Петр открыл моду вмешиваться во всякие европейские пустяки. Я попытаюсь установить, сколько нам стоило это вмешательство. Мы влезли в семилетию войну, мы спасали Пруссию от Австрии и Австрию от Венгрии, Италию — от Наполеона, и мы, наконец, создали современную нам Германию — для создания этой Германии больше всего было пролито именно русской крови. Для наших правящих кругов, перероднившихся с западноевропейскими феодалами и с западноевропейской философией, интересы «Генуи и Лукки», как для Анны Шерер на первой странице «Войны и Мира» были ближе и понятнее интересов тульского или киевского мужика. Души всех людей этого послепетровского слоя «принадлежали короне французской» — мужики же служили только для пропитания «плоти»

ПТЕНЦЫ

В известной, обошедшей все учебники истории, застольной беседе Петра с князем Долгоруким обсуждался вопрос о том, какой царь был лучше: Петр или его отец Алексей. Ответ Долгорукого был очень дипломатичен: похвалил отца и превознес сына. В ряде всяких банальностей, сказанных по этому поводу Долгоруким, была и очень старая истина о том, что «умные государи умеют и умных советников выбирать и их верность наблюдать». Общий тон оценке петровского выбора советников дал Пушкин: «сии птенцы гнезда Петрова, его товарищи, сыны». Пушкинский мотив повторяют и наши историки — одни с некоторыми оговорками, другие с подчеркиванием демократичности петровского подхода к выбору «товарищей сынов».

Выбор подходящих сотрудников является, конечно, самой важной задачей всякого организатора, — монарха в особенности, ибо как раз монарх в своем выборе стеснен менее, чем все остальные организационные работники. Умный организатор — тут Долгорукий совершенно прав, — подбирает себе и умных сотрудников. Конечно, старается обеспечить и их «верность». Это общее положение можно принять, как аксиому. И, как аксиому же, принять и противоположное положение: глупый организатор подбирает и соответствующих себе сотрудников. Так каких же сотрудников подобрал себе Петр? Предоставим оценку Ключевскому:

«Князь Меньшиков, отважный мастер брать, красть и подчас лгать… Граф Апраксин, самый сухопутный генерал-адмирал, ничего не смысливший в делах и незнакомый с первыми зачатками мореходства… затаенный противник преобразований и смертельный ненавистник иностранцев.

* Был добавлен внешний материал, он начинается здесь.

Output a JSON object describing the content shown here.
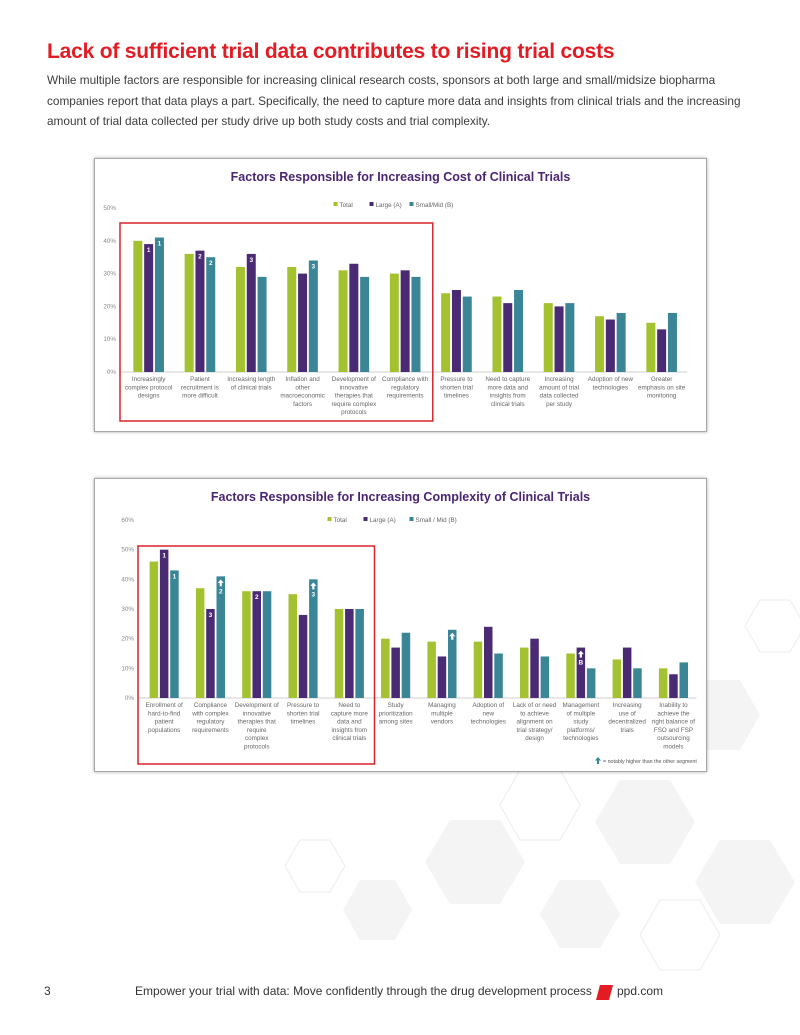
{
  "title": "Lack of sufficient trial data contributes to rising trial costs",
  "intro": "While multiple factors are responsible for increasing clinical research costs, sponsors at both large and small/midsize biopharma companies report that data plays a part. Specifically, the need to capture more data and insights from clinical trials and the increasing amount of trial data collected per study drive up both study costs and trial complexity.",
  "colors": {
    "title_red": "#e31b23",
    "total": "#a4c22f",
    "large": "#4a2a72",
    "small": "#3a8696",
    "chart_title": "#4b2573",
    "highlight_box": "#d8222a"
  },
  "chart_data": [
    {
      "type": "bar",
      "title": "Factors Responsible for Increasing Cost of Clinical Trials",
      "xlabel": "",
      "ylabel": "",
      "ylim": [
        0,
        50
      ],
      "yticks": [
        "0%",
        "10%",
        "20%",
        "30%",
        "40%",
        "50%"
      ],
      "grid": false,
      "legend": "top-center",
      "categories": [
        "Increasingly complex protocol designs",
        "Patient recruitment is more difficult",
        "Increasing length of clinical trials",
        "Inflation and other macroeconomic factors",
        "Development of innovative therapies that require complex protocols",
        "Compliance with regulatory requirements",
        "Pressure to shorten trial timelines",
        "Need to capture more data and insights from clinical trials",
        "Increasing amount of trial data collected per study",
        "Adoption of new technologies",
        "Greater emphasis on site monitoring"
      ],
      "category_lines": [
        [
          "Increasingly",
          "complex protocol",
          "designs"
        ],
        [
          "Patient",
          "recruitment is",
          "more difficult"
        ],
        [
          "Increasing length",
          "of clinical trials"
        ],
        [
          "Inflation and",
          "other",
          "macroeconomic",
          "factors"
        ],
        [
          "Development of",
          "innovative",
          "therapies that",
          "require complex",
          "protocols"
        ],
        [
          "Compliance with",
          "regulatory",
          "requirements"
        ],
        [
          "Pressure to",
          "shorten trial",
          "timelines"
        ],
        [
          "Need to capture",
          "more data and",
          "insights from",
          "clinical trials"
        ],
        [
          "Increasing",
          "amount of trial",
          "data collected",
          "per study"
        ],
        [
          "Adoption of new",
          "technologies"
        ],
        [
          "Greater",
          "emphasis on site",
          "monitoring"
        ]
      ],
      "series": [
        {
          "name": "Total",
          "values": [
            40,
            36,
            32,
            32,
            31,
            30,
            24,
            23,
            21,
            17,
            15
          ]
        },
        {
          "name": "Large (A)",
          "values": [
            39,
            37,
            36,
            30,
            33,
            31,
            25,
            21,
            20,
            16,
            13
          ]
        },
        {
          "name": "Small/Mid (B)",
          "values": [
            41,
            35,
            29,
            34,
            29,
            29,
            23,
            25,
            21,
            18,
            18
          ]
        }
      ],
      "rank_labels": [
        {
          "category": 0,
          "series": 1,
          "text": "1"
        },
        {
          "category": 0,
          "series": 2,
          "text": "1"
        },
        {
          "category": 1,
          "series": 1,
          "text": "2"
        },
        {
          "category": 1,
          "series": 2,
          "text": "2"
        },
        {
          "category": 2,
          "series": 1,
          "text": "3"
        },
        {
          "category": 3,
          "series": 2,
          "text": "3"
        }
      ],
      "highlight": {
        "from": 0,
        "to": 5
      }
    },
    {
      "type": "bar",
      "title": "Factors Responsible for Increasing Complexity of Clinical Trials",
      "xlabel": "",
      "ylabel": "",
      "ylim": [
        0,
        60
      ],
      "yticks": [
        "0%",
        "10%",
        "20%",
        "30%",
        "40%",
        "50%",
        "60%"
      ],
      "grid": false,
      "legend": "top-center",
      "categories": [
        "Enrollment of hard-to-find patient populations",
        "Compliance with complex regulatory requirements",
        "Development of innovative therapies that require complex protocols",
        "Pressure to shorten trial timelines",
        "Need to capture more data and insights from clinical trials",
        "Study prioritization among sites",
        "Managing multiple vendors",
        "Adoption of new technologies",
        "Lack of or need to achieve alignment on trial strategy/design",
        "Management of multiple study platforms/technologies",
        "Increasing use of decentralized trials",
        "Inability to achieve the right balance of FSO and FSP outsourcing models"
      ],
      "category_lines": [
        [
          "Enrollment of",
          "hard-to-find",
          "patient",
          "populations"
        ],
        [
          "Compliance",
          "with complex",
          "regulatory",
          "requirements"
        ],
        [
          "Development of",
          "innovative",
          "therapies that",
          "require",
          "complex",
          "protocols"
        ],
        [
          "Pressure to",
          "shorten trial",
          "timelines"
        ],
        [
          "Need to",
          "capture more",
          "data and",
          "insights from",
          "clinical trials"
        ],
        [
          "Study",
          "prioritization",
          "among sites"
        ],
        [
          "Managing",
          "multiple",
          "vendors"
        ],
        [
          "Adoption of",
          "new",
          "technologies"
        ],
        [
          "Lack of or need",
          "to achieve",
          "alignment on",
          "trial strategy/",
          "design"
        ],
        [
          "Management",
          "of multiple",
          "study",
          "platforms/",
          "technologies"
        ],
        [
          "Increasing",
          "use of",
          "decentralized",
          "trials"
        ],
        [
          "Inability to",
          "achieve the",
          "right balance of",
          "FSO and FSP",
          "outsourcing",
          "models"
        ]
      ],
      "series": [
        {
          "name": "Total",
          "values": [
            46,
            37,
            36,
            35,
            30,
            20,
            19,
            19,
            17,
            15,
            13,
            10
          ]
        },
        {
          "name": "Large (A)",
          "values": [
            50,
            30,
            36,
            28,
            30,
            17,
            14,
            24,
            20,
            17,
            17,
            8
          ]
        },
        {
          "name": "Small / Mid (B)",
          "values": [
            43,
            41,
            36,
            40,
            30,
            22,
            23,
            15,
            14,
            10,
            10,
            12
          ]
        }
      ],
      "rank_labels": [
        {
          "category": 0,
          "series": 1,
          "text": "1"
        },
        {
          "category": 0,
          "series": 2,
          "text": "1"
        },
        {
          "category": 1,
          "series": 1,
          "text": "3"
        },
        {
          "category": 1,
          "series": 2,
          "text": "2"
        },
        {
          "category": 2,
          "series": 1,
          "text": "2"
        },
        {
          "category": 3,
          "series": 2,
          "text": "3"
        },
        {
          "category": 9,
          "series": 1,
          "text": "B"
        }
      ],
      "arrows": [
        {
          "category": 1,
          "series": 2
        },
        {
          "category": 3,
          "series": 2
        },
        {
          "category": 6,
          "series": 2
        },
        {
          "category": 9,
          "series": 1
        }
      ],
      "note": "= notably higher than the other segment",
      "highlight": {
        "from": 0,
        "to": 4
      }
    }
  ],
  "footer": {
    "page": "3",
    "tagline": "Empower your trial with data: Move confidently through the drug development process",
    "site": "ppd.com"
  }
}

Граф Остерман… великий дипломат с лакейскими ухватками, который в подвернувшемся случае; никогда не находил сразу, что сказать, и потому прослыл непроницаемо скрытным, а вынужденный высказаться — либо мгновенно заболевал послушной томотой, либо начинал говорить так загадочно, что переставал понимать сам себя, робкая и предательская каверзная душа… Неистовый Ягужинский… годившийся в первые трагики странствующей драматической труппы и угодивший в первые генерал-прокуроры сената…»

Многие из «птенцов» обойдены здесь молчанием: например, тот же де Круа. Он все-таки, был главнокомандующим первой петровской армии — значит, далеко не последней спицей в колеснице. Был еще и Зотов — в свое время учивший грамоте Петра и потом спившийся окончательно. Ничего не сказано о Лефорте — главном поставщике петровских удовольствий. Ничего не сказано об обер-фискале Нестерове, которому, все-таки, пришлось отрубить голову за взятки. Но эта казнь была случайностью — крали все. Крали в невиданных ни до, ни после размерах и масштабах. Алексашка Меньшиков последние 15 лет своей жизни провел под судом за систематическое воровство, совершенно точно известное Петру.

Во всяком случае, этот групповой портрет птенцов Петрова гнезда достаточно полон и выразителен. Коротко, но тоже довольно выразительно формулирует Ключевский и их самостоятельные, после смерти Петра, действия. «Они начали дурачиться над Россией тотчас после смерти преобразователя, возненавидели друг друга и принялись торговать Россией, как своей добычей».

«Под высоким покровительством, шедшим с высоты Сената, — глухо пишет Ключевский, — казнокрадство и взяточничество достигли размеров небывалых раньше, разве только после…»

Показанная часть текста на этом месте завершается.